For Vogel’s deviled eggs, chicken and ham, mustard and cayenne make up the spiciness, which means we need a fruity wine to offset the heat.
The other ingredients — capers, mustard, celery seed and paprika — get along great with sauvignon blanc, and riesling or a sparkling Saumur would also pair perfectly as well.
But we’re not going to recommend these latter wines.
Instead we’ve opted to stick with Vogel’s “devil” theme and want to introduce you to Chilean winemaker Don Melchor’s Casillero del Diablo.
Founder of Chilean winery Concha y Toro, in 1891 Melchor reserved some of his best wines produced only for his private cellar. Concerned about thieves trying to get their hands on the crème de la crème of his collection, Melchor spread a rumor that the devil lived in his cellar.

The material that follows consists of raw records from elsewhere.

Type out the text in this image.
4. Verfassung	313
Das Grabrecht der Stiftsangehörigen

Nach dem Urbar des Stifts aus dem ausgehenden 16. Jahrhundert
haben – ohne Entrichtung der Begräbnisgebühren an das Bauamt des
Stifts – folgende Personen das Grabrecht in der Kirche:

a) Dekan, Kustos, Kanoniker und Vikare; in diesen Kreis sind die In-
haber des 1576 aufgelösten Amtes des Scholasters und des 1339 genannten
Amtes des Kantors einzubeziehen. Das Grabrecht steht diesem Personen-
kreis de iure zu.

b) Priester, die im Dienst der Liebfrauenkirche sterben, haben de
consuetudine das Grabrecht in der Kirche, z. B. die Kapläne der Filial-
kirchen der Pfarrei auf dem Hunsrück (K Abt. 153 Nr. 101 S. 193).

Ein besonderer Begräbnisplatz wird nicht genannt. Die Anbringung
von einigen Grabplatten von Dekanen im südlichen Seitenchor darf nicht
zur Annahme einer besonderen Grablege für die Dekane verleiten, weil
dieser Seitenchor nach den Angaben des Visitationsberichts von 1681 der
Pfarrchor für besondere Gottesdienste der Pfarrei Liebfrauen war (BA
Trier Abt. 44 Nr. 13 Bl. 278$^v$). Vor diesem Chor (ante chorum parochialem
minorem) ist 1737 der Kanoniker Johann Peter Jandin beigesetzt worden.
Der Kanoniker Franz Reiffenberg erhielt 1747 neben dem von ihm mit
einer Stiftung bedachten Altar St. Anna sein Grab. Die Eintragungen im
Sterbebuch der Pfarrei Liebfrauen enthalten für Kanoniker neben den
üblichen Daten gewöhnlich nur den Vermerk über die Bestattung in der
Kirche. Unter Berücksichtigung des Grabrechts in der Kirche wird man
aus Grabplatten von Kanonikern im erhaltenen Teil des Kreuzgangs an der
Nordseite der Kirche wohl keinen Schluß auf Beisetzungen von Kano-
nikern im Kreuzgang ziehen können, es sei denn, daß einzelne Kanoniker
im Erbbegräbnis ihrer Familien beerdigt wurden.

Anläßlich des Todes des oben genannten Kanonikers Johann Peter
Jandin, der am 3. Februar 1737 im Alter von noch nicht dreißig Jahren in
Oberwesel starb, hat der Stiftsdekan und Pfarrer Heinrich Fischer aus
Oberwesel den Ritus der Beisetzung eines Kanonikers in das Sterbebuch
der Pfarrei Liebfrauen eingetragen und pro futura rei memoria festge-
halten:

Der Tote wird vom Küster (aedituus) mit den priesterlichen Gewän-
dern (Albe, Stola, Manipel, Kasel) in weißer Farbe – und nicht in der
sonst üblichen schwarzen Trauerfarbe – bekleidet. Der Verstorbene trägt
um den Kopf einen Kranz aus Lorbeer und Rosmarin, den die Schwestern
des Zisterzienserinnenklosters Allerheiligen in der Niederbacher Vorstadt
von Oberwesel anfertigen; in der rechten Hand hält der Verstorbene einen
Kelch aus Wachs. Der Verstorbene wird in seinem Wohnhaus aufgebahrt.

Since then those wines have been called “Casillero del Diablo”, or the Devil’s cellar.
From the Casablanca Valley Appellation of Chile comes the subtly green-hued Casillero del Diablo Reserva Privada Sauvignon Blanc. The wine is made from a selection of grapes from the Limarí Valley, one of Chile’s most northerly wine regions. Cool mornings and warm summer days help to produce grapes with fruity flavors and crisp acidity.
This wine is the quintessential sauvignon blanc with citrus and herb aromas and mouthwatering flavors of grapefruit and lime. It is 100 percent fermented in stainless steel and aged for 4 to 6 months sur lies. This means it’s crisp, while the sur lies aging gives it body.
The perfect pair for any of Vogel’s deviled dishes this Easter.